Ahmet Altan bir gün sonraki yazısında sorunun silahla değil siyasetle çözüleceğini, ancak Kürt hareketinin silahta ısrar ettiğini söylüyor. Onlarca seçilmiş belediye başkanının, altı tane seçilmiş milletvekilinin ve yüzlerce BDP'linin hapiste tutulduğu böyle bir ortamda bunları yazmak Ahmet Altan'ın kime taraf olduğunu şüphesiz ki açıklıyor.

Altan bunları yazarken, Taraf'ın süperstarı Mehmet Baransu da sosyal medya alanlarında dönüp dönüp artık her şeyin değiştiğini, PKK'lilerin bundan sonra “yüzer yüzer öldürüleceğini” yazıyor. “Derin yazar” Emre Uslu ise, sınırötesi operasyondan önce, Hakkari'de bulunan üç terör kampının yok edilmesi gerektiğini vurgulayarak orduyu uyarıyor. 19 Ağustos günü Taraf'taki köşesinde “Devlet bu kez meşru savunmada” başlıklı bir yazı yazan Kurtuluş Tayiz, geçmişte Kürtlerin devlet zulmü altında inliyor olmasının, PKK'nin şiddetini “mazur gösterdiğini” söyleyerek şöyle devam ediyor: “Ancak bugün devlet, aynı devlet değil. Türkiye de hâlâ aynı Türkiye değil. Eskiden farklı olarak Türkiye’de büyük bir siyasal dönüşüm yaşanıyor. Eski devlet tasfiye edildi ve bugün o eski devletin kadrolarının çoğu rütbelerine bakılmaksızın tutuklanarak hapse gönderildi.” Devletin değiştiğini, ordunun değiştiğini ve doğal olarak “anlayışın” değiştiğini söyleyen Tayiz, PKK'nin bu devlete karşı uyguladığı şiddetin “mazur görülemeyeceğini”, bundan böyle asıl olarak devletin şiddetinin “meşru” olarak kabul edilebileceğini savunuyor. PKK'nin şiddetini “mazur” gören akıl, devlete gelince “meşru”luğa sıçrıyor.

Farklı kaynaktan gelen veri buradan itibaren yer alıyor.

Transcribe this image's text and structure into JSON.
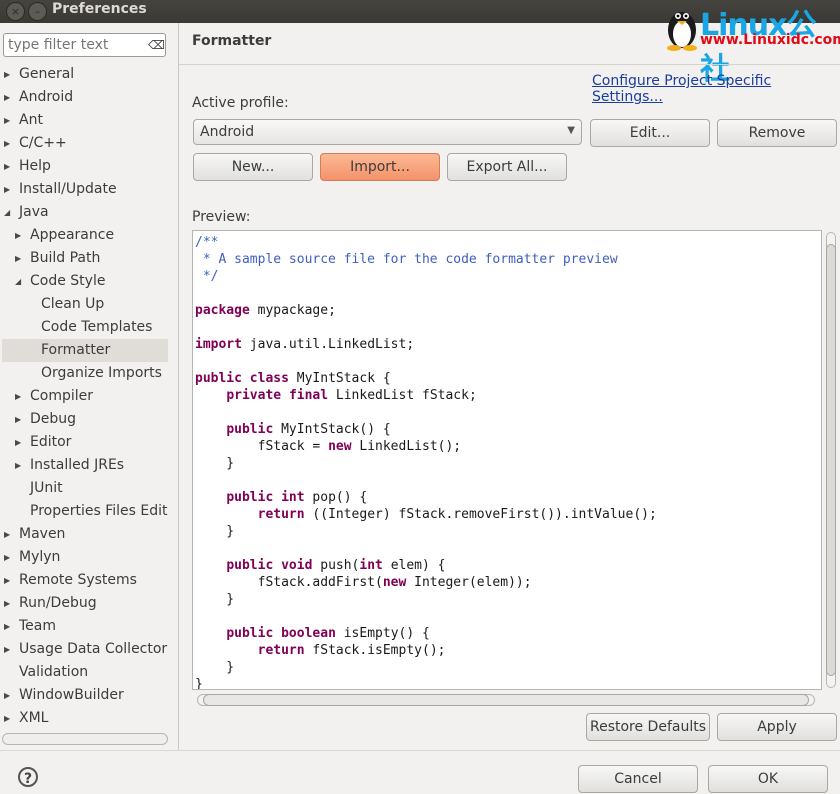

Tamamen İslamcı burjuvazinin “siyaseti kullanma kılavuzu”nun takibinde bir Kürt sorunu tablosu çizen Tayiz, Taraf'ın durduğu yeri dosta düşmana gösteriyor.

Kendi yazarlarının ağzından Taraf'ın ve onun liberallerinin Kürt halkına “koyduğu mesafeyi” göstermiş olduk. Bütün bunlar ortadayken kimse Taraf'ın demokratlığından ve barış çabasından bahsetmesin. Kürt halkının yanında olduklarını iddia eden sol liberallerin kimi, gazeteye her gün köşe yazısı yazıyor. Kimi, gazetede “Taraf okurları derneği'nin katkısıyla” açıklamalı ilanlar yayınlıyor. Kimi, gazetenin Her Taraf isimli köşesini kendi kürsüsü gibi kullanıyor. Bunların Taraf'la aralarındaki mesafeyi sorgulamalarının vakti geldi geçiyor. Baştan aşağıya bir operasyon gazetesi olan Taraf'a güç verip, Kürt halkının yanındayız demek artık daha da zor.